That’s a polite way to describe oversight by the courts and the Attorney General’s Office of New Mexico’s scandal-rocked guardianship system over the years – a point hammered home by the revelation that independent audits of Ayudando Guardians Inc. in 2011 and 2012 pointed to clear financial impropriety. That’s impropriety in the form of top company executives “borrowing” tens of thousands of dollars from client accounts.
“There is no justification for any organization to borrow money from clients,” said Wendy York, who chairs a commission appointed by the state Supreme Court to recommend ways to improve the state’s guardianship system.
The two independent audits filed with the AG’s Office also noted Ayudando hadn’t complied with generally accepted accounting procedures. The 2011 audit noted $72,321 in employee advances, with only $23,766 in repayments during the audit year.
But despite the fact auditors red-flagged Ayudando – and despite being delinquent in filing its annual AG registration every year since 2012 – there is no indication the AG’s Office did anything, and judges in New Mexico went right on appointing the company as guardians and conservators in charge of the lives and finances of people who had been declared incapacitated and unable to care for themselves.
Perhaps that’s because the system isn’t set up in a way that the needed information gets to those judges – some of whom previously have defended the system and dismissed complaints as coming from “emotional” family members.

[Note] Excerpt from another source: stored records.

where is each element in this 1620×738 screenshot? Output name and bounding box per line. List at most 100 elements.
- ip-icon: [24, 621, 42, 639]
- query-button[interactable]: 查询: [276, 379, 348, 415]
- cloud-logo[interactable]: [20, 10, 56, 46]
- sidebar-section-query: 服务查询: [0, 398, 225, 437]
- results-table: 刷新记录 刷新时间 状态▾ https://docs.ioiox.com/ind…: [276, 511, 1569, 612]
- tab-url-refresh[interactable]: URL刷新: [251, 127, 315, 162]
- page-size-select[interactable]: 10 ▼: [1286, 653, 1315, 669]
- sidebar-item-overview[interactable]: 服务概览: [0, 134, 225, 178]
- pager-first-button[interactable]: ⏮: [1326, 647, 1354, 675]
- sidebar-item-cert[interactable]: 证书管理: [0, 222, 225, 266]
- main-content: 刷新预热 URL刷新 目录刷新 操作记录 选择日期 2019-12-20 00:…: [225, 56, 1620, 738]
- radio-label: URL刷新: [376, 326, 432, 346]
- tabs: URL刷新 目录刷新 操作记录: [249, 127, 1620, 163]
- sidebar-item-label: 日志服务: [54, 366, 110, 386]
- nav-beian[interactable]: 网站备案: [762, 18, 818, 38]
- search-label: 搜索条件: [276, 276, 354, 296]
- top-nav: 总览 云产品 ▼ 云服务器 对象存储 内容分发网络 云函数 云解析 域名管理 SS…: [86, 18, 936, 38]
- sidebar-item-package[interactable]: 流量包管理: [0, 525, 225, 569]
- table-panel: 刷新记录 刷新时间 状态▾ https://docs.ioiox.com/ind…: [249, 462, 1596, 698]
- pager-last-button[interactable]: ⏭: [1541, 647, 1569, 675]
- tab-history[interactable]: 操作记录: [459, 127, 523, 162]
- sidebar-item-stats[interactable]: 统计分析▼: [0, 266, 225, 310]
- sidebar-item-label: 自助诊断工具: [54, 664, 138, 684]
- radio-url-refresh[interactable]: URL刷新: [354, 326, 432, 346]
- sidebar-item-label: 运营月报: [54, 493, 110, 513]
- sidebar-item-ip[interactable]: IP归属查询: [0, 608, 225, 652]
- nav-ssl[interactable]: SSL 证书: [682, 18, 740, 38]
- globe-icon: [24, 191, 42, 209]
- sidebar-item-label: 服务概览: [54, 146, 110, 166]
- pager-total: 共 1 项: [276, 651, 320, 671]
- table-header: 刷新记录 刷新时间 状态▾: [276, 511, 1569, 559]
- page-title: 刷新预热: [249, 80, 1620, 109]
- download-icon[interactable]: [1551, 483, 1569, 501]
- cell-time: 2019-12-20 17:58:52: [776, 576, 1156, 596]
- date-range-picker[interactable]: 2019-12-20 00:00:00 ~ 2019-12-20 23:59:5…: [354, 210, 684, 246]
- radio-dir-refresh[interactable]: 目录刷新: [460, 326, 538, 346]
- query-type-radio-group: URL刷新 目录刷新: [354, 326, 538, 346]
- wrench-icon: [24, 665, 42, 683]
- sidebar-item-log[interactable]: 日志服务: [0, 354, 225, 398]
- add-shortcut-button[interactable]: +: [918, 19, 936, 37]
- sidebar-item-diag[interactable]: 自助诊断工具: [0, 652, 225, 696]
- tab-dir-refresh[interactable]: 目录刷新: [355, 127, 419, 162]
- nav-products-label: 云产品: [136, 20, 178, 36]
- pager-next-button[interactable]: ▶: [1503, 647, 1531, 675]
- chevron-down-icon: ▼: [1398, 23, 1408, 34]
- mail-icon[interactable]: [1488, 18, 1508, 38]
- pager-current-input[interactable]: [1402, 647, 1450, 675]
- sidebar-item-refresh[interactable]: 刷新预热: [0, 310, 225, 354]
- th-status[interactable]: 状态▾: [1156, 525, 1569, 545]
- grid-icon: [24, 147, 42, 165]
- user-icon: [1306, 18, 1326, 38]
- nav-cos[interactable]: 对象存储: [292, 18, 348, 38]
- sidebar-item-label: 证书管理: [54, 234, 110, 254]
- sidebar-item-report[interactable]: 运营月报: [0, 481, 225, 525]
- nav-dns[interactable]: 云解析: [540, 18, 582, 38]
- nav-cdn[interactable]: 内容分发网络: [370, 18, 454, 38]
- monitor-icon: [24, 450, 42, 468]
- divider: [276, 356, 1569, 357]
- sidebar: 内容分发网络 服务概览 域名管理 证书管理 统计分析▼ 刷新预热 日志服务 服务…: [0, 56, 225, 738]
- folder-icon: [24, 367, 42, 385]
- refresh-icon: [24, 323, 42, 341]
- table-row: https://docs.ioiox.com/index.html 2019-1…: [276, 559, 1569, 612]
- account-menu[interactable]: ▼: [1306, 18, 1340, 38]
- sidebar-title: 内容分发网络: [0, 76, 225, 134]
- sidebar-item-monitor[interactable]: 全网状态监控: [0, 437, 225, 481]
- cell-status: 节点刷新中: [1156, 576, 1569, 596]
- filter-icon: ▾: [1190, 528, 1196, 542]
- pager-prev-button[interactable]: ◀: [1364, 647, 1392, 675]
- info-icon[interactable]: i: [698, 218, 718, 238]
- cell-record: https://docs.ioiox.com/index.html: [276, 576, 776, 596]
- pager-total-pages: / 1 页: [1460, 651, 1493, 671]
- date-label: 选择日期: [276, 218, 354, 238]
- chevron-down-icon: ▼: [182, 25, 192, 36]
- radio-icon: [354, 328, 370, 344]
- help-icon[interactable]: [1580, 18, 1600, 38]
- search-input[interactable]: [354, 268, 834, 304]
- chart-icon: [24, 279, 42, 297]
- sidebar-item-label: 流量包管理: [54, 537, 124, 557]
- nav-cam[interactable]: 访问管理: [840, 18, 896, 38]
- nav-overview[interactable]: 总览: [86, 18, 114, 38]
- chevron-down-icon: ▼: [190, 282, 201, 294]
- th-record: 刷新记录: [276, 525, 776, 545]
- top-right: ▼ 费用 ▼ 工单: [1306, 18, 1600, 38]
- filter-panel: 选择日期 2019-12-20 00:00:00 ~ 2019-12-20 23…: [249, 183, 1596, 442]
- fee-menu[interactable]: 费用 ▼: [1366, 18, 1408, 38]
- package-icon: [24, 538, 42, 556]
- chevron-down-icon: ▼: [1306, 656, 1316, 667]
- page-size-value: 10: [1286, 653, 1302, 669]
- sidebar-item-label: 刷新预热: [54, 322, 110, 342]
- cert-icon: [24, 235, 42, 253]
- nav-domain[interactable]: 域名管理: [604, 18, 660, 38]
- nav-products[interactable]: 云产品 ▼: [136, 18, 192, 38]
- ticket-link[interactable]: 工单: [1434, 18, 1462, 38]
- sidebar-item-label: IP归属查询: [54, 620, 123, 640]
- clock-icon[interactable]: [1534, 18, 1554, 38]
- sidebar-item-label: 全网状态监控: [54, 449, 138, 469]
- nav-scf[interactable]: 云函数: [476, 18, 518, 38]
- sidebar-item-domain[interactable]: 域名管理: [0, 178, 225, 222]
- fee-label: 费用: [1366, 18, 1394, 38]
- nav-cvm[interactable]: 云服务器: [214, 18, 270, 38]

It was York who asked a forensic accountant to look at Ayudando’s audits and then relayed findings to the commission. The AG’s Office says it is reviewing the issues.
And Ayudando was slick. A company representative even showed up at one of the commission hearings chaired by York to defend the system by pointing to the fact that – get ready for this – it was audited every year by the state.
Ayudando had more than 176 guardianship or conservator appointments outstanding in Bernalillo County District Court in July when federal law enforcement filed a massive money laundering and fraud indictment that named the company and its two top officials – president Susan Harris and chief financial officer Sharon Moore. Federal investigators have identified more than $4 million in client money that was allegedly diverted to finance a “lavish lifestyle” by the two women and their family members. The U.S. Marshals Office says the company had about 1,400 clients, some of whom received financial management or representative payee services.
One federal agent in a search warrant affidavit described the company as “permeated by crime.”
But there is hope.
York says there are important lessons to be learned from the Ayudando debacle, including the need for an accountant who reports to the court. Improving the annual forms required of guardians/conservators to include more detailed financial information would also help.
Those are among the many reforms under consideration by York’s commission.
And York has asked the state’s chief disciplinary counsel to weigh in because her research has raised questions about potential conflicts of interest and other ethical issues surrounding lawyers that can arise in cases involving third-party corporate guardians and conservators. That’s an important step in a system in which professional guardianships involve a relatively small group of insiders.
Going forward, the courts can make some meaningful reforms. Others will require legislative action. But in the aftermath of the Ayudando case, one thing is clear: We can no longer accept being asleep at the wheel.